The investigators examined correlates of sleep disorders and symptoms with demographic and behavioral characteristics, univariately and in logistic regression models.

Nearly one quarter (24%) of respondents with diabetes were diagnosed with a sleep disorder, and 77% reported at least one sleep symptom. Of those with a sleep disorder, 70% were obese, as were 65% of those with a sleep problem.

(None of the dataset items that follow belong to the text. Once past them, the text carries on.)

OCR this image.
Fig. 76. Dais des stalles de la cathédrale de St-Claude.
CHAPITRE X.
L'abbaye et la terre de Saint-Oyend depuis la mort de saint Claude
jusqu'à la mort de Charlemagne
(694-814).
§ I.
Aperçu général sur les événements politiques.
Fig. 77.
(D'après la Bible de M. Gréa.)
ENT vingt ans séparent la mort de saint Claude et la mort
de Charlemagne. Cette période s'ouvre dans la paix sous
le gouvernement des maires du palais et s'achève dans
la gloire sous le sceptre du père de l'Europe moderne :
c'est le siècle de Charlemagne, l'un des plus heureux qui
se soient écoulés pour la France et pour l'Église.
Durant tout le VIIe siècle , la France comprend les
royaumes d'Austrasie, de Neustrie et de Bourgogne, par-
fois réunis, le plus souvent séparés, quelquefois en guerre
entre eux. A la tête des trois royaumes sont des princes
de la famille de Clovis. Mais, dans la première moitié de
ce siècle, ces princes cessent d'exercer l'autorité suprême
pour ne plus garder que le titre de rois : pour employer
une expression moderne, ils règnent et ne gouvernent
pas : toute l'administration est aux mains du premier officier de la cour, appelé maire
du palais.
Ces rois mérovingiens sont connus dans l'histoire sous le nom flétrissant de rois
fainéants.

Female sex, white race, being single, low income, smoking, and not exercising were also associated with sleep disorders and symptoms.

Sleep loss appears to increase the risk of developing diabetes independent of obesity.

In multivariate analysis, probability of sleep disorders and symptoms increased across obesity classes, and smoking was a strong predictor of diagnosed sleep disorders as well as sleep symptoms.

However, because people without diabetes were not analyzed, it is impossible to discern whether the 24% with a diagnosed sleep disorder and the 77% with a sleep problem are proportions similar to, greater than, or even less than those in the general population. Nonetheless, considerable evidence suggests that these proportions are indeed greater than would be found among people without diabetes.

Because poor sleep is associated with obesity,[4] it is no surprise that it is also associated with diabetes. However, sleep loss appears to increase the risk of developing diabetes independent of obesity.[5,6] Once a person develops diabetes, poor sleep increases A1c levels,[7] although that effect might be mitigated by body mass index (BMI).[8]